The Law Society of Ireland (Irish: Dlí-Chumann na hÉireann) is a professional body established on 24 June 1830 and is the educational, representative and regulatory body of the solicitors' profession in Ireland. As of 2022, the Law Society had 12,392 solicitor members and an annual turnover of over €32m. It is headquartered in Dublin, Ireland's capital city.

Under the Solicitors Acts 1954 to 2015, the Law Society exercises functions in relation to the education, admission, enrolment, discipline and regulation of the solicitors' profession. It is the professional body for its solicitor members, to whom it also provides services and support.

Prior to the partition of Ireland, solicitors in what became Northern Ireland were regulated by the Law Society of Ireland. They are now regulated by the Law Society of Northern Ireland.

Five seats on the Council of the Law Society of Ireland are reserved for members of the Council of the Law Society of Northern Ireland.

The Law Society of Ireland collaborates with the Law Society of Northern Ireland on various initiatives, including the Irish Rule of Law International and the Solicitors' Benevolent Association.

Republic of Ireland-qualified solicitors are entitled to apply to the Law Society of Northern Ireland to be admitted to the Roll of Solicitors in Northern Ireland without taking any further examinations. Northern Ireland-qualified solicitors have reciprocal eligibility.
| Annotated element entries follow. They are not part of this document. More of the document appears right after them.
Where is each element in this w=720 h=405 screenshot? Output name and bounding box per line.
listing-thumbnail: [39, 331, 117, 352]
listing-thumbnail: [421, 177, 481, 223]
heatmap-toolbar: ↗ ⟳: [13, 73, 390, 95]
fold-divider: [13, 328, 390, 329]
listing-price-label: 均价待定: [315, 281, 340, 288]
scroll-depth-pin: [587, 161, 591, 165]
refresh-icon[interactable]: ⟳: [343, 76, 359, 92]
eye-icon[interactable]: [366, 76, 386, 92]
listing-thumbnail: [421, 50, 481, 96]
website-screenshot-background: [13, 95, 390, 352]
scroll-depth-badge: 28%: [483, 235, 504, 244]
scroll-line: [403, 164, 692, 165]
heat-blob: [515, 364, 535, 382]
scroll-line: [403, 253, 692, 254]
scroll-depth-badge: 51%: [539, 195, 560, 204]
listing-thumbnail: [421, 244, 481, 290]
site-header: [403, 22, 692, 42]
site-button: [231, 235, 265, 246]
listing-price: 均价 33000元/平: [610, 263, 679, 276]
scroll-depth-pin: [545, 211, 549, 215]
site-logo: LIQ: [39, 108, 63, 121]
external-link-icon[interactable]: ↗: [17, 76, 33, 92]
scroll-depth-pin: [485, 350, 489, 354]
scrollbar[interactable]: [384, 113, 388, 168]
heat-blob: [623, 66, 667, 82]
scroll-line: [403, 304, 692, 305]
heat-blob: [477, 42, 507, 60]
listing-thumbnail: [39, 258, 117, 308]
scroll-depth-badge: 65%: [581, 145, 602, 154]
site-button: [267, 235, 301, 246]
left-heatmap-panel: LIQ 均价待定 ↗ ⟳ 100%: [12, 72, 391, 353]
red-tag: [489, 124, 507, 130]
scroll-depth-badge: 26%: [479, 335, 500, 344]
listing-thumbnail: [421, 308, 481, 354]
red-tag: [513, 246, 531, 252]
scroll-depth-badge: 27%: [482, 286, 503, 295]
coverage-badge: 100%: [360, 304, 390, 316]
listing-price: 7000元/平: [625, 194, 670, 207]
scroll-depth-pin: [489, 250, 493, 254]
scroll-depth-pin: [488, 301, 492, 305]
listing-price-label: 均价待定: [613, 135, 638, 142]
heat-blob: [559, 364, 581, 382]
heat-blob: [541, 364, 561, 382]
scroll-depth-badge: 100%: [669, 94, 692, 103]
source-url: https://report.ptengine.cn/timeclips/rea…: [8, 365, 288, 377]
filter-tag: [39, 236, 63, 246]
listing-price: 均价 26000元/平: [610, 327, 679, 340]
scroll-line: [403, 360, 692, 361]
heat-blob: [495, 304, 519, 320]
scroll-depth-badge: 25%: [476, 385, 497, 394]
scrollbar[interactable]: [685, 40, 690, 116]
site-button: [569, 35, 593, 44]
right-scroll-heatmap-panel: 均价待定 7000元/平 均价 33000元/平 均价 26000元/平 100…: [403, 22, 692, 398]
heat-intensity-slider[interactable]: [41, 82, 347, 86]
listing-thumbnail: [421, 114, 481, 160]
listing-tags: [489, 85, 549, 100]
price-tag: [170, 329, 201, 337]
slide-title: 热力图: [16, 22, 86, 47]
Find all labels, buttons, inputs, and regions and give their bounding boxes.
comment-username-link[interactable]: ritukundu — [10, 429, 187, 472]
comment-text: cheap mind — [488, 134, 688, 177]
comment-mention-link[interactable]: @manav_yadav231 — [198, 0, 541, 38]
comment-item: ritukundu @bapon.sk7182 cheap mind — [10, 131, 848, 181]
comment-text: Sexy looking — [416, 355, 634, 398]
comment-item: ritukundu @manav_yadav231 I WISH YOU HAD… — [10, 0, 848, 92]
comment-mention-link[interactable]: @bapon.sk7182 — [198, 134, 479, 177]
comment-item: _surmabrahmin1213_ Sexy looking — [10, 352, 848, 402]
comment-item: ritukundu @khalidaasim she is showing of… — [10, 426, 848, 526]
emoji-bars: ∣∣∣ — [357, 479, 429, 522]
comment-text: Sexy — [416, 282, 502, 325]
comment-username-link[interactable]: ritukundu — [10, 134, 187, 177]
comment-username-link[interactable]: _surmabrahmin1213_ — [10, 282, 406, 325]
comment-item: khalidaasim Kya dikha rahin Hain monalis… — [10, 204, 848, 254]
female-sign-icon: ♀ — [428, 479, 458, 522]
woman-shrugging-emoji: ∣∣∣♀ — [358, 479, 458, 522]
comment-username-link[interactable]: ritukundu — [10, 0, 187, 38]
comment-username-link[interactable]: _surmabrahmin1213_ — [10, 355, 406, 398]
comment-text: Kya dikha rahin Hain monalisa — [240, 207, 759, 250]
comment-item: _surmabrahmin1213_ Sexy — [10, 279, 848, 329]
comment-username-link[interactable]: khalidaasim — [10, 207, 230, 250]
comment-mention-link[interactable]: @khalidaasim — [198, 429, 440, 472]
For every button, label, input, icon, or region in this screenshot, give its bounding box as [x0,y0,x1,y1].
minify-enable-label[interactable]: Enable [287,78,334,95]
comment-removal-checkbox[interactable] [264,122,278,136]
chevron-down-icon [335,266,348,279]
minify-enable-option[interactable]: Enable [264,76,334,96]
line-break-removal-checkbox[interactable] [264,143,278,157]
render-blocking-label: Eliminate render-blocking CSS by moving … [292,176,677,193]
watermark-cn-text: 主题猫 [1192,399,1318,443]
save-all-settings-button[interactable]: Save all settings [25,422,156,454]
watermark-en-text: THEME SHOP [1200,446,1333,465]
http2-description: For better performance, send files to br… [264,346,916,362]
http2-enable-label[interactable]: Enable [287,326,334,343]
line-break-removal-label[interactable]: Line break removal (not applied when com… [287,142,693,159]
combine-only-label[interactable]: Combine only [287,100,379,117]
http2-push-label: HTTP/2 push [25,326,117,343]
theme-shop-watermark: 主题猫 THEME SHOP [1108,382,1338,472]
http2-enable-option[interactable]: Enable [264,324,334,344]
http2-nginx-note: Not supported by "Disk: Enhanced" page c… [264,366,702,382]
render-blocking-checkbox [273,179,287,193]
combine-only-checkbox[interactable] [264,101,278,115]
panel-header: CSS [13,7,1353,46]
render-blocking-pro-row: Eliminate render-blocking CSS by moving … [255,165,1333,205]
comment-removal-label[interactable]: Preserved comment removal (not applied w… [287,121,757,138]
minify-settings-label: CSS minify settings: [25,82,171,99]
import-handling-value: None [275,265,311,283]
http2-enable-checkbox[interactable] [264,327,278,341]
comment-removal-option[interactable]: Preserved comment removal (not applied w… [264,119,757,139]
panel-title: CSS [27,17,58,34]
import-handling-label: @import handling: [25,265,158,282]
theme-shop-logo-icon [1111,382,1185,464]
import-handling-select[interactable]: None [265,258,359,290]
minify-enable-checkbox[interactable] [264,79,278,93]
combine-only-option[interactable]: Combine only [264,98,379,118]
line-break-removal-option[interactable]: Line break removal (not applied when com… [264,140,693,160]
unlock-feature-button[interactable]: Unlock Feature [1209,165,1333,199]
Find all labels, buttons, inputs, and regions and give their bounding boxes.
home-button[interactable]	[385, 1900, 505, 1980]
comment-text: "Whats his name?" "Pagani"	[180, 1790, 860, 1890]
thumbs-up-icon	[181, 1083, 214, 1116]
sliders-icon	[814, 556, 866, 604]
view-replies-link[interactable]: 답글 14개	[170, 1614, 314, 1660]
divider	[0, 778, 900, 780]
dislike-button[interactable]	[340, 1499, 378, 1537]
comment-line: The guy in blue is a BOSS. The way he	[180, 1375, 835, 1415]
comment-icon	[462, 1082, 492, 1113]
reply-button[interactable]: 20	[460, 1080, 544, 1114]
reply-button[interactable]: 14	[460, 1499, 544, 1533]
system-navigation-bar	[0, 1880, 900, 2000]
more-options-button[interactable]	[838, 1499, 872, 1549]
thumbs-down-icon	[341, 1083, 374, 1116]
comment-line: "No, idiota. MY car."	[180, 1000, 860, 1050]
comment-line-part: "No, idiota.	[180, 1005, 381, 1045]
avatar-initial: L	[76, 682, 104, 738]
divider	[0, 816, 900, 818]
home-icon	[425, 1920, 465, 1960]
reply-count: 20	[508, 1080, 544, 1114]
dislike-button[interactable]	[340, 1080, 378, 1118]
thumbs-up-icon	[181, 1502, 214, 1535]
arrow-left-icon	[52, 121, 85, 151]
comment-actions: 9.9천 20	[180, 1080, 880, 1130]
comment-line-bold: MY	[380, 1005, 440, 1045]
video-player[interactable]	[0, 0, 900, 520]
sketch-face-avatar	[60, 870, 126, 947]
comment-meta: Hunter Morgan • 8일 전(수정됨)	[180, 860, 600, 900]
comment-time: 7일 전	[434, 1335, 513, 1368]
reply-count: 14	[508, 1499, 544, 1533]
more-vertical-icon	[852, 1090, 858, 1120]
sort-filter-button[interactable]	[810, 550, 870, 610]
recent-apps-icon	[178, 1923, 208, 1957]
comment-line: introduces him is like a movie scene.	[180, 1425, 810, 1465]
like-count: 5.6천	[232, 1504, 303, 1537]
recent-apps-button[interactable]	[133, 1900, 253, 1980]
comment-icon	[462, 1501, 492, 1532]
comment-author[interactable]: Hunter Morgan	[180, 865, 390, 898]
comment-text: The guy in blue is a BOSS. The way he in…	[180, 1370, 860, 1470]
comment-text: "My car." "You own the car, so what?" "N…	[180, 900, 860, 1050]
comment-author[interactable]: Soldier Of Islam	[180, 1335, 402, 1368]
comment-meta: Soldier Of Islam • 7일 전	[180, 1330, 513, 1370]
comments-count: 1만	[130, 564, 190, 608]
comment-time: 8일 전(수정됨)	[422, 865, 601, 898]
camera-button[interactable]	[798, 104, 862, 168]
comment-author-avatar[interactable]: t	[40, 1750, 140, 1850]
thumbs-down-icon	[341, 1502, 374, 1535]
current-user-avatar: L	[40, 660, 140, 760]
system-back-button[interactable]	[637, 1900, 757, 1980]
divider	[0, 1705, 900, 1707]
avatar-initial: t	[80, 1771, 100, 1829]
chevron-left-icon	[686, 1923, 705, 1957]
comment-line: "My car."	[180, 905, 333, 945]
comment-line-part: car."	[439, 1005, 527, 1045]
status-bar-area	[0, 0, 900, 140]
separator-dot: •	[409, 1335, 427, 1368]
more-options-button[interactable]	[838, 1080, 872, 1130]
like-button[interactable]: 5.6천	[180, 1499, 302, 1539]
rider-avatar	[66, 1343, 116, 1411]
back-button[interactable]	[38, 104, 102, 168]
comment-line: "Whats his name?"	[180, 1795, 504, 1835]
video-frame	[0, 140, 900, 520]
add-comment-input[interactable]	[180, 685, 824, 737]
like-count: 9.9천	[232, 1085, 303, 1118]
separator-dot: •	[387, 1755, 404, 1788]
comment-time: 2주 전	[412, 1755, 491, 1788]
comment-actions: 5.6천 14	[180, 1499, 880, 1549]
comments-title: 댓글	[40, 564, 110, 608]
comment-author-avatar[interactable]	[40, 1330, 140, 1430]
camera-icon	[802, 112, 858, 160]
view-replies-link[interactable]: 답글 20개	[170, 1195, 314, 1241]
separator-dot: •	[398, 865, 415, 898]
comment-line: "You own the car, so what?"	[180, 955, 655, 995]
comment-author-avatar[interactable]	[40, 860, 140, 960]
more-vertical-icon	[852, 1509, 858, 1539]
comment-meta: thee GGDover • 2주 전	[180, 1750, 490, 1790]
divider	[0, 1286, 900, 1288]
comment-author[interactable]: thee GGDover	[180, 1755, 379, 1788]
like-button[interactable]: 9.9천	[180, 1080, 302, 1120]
The Law Society of Ireland was established on 24 June 1830 with premises at Inns Quay, Dublin. In November 1830, the committee of the Society submitted a memorial to the benchers as to the ‘necessity and propriety’ of erecting chambers for the use of solicitors with the funds that solicitors had been levied to pay to King's Inns over the years. The committee requested that the hall and chambers for the use of solicitors should be erected away from the King's Inns, and apartments in the Four Courts were allotted by the King's Inns to solicitors in May 1841. However, the adequacy of that accommodation at the Four Courts was to be a bone of contention between the Society and the benchers for 30 years. The first president, Josiah Dunn, was elected in 1842.

The Law Society was incorporated by royal charter obtained from Queen Victoria on 5 April 1852 under the name of "the Incorporated Society of Attorneys and Solicitors of Ireland". The charter referred to founding "an institution for facilitating the acquisition of legal knowledge", and for the better and more convenient discharging of professional duties of attorneys and solicitors.